In early February, the Independence Economic Development Council got about 40 civic leaders to go on two-day bus trip to Bentonville, Arkansas, to see and hear about its Square, trails, arts-and-food scene and aggressive experiments in economic development. The idea was to borrow ideas.
Mayor Weir, who says her main goal in office is raising the city’s median income and therefore lift the entire community, said she hoped the trip would spark a local conversation. On Tuesday, she said that has succeeded “beyond my wildest dreams.”
Does the city market idea feel like a win?
“Absolutely,” she said.
Most of those leaders have continued to meet every other week -- open to the public -- and there are results. One group has spun off to organize a June 3 trash pickup, for instance.

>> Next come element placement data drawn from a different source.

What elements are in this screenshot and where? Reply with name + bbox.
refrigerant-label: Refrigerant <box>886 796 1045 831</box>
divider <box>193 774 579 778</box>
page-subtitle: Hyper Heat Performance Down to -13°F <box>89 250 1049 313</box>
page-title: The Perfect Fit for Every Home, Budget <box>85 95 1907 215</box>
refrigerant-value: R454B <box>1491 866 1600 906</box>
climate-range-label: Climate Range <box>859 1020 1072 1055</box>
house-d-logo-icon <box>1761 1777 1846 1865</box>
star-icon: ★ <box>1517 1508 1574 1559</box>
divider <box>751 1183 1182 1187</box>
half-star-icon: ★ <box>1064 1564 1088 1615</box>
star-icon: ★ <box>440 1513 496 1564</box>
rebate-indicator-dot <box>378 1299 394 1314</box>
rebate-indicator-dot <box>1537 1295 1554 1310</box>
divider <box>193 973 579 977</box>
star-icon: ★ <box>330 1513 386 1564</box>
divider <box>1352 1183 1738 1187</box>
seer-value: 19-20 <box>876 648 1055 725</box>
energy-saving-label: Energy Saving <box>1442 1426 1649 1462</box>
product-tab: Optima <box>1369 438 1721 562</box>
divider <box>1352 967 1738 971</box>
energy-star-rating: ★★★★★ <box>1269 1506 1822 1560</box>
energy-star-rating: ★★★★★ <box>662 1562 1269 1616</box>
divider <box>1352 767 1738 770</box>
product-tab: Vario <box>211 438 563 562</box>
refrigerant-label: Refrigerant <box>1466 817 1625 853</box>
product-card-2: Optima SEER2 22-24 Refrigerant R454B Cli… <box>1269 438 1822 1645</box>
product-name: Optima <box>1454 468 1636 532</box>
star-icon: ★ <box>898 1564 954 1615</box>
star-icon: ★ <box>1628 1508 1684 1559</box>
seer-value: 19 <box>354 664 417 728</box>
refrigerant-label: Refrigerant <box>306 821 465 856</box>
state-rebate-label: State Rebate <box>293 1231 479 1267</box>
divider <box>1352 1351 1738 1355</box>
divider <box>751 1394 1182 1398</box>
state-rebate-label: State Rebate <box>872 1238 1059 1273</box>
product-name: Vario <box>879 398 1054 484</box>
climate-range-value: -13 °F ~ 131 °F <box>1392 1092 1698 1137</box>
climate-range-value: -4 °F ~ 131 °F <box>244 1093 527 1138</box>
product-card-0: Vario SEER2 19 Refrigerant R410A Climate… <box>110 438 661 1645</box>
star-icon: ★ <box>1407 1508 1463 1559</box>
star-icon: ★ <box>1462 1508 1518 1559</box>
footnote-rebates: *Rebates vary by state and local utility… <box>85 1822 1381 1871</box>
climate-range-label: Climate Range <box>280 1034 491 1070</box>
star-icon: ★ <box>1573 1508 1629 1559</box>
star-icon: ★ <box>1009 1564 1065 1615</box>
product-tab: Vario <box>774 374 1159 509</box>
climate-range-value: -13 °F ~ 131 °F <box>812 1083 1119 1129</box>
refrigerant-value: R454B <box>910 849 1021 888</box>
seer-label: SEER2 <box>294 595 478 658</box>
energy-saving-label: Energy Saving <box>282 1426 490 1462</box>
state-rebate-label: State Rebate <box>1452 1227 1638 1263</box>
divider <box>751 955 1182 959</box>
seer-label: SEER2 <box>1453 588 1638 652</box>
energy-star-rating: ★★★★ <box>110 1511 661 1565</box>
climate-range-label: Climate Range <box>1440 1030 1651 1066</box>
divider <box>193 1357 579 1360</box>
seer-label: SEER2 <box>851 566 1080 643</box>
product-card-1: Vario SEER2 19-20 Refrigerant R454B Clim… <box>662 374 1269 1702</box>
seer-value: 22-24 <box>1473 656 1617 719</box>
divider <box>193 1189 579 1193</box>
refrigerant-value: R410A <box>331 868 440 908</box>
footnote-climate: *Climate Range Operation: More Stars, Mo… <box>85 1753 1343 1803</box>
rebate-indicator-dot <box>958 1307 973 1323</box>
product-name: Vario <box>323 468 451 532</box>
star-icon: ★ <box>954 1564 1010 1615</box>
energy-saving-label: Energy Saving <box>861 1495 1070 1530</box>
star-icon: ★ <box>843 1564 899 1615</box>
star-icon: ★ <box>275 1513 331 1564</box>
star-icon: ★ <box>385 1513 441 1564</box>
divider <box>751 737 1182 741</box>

And the chamber group has run with the Square infrastructure idea.
“The prism is really the long-term livability and sustainability of the Square,” Sanders said.
He added, “Everything that would be done would be with an eye to the larger picture,”
One improvement would be for visitors and residents who want to walk or bike to the city’s various attractions. To make that more inviting, city officials have been talking about using what’s called a Cycle Track, a separate lane on the street, physically separated from car traffic and marked with a distinct color such as green. The enhanced safety makes it more attractive for families and other users. The city is looking at connecting the Square to such nearby facilities as the Truman Library and the National Frontier Trails Museum.
Then the idea is to reach areas such as Englewood. At some point, bicyclists could connect with the Little Blue Trace in eastern Independence, which itself someday could be connected to the Katy Trail, which crosses most of the state.
“All of that’s going to be a huge plus,” Roberson said, “because people like to hike on hiking and walking trails.”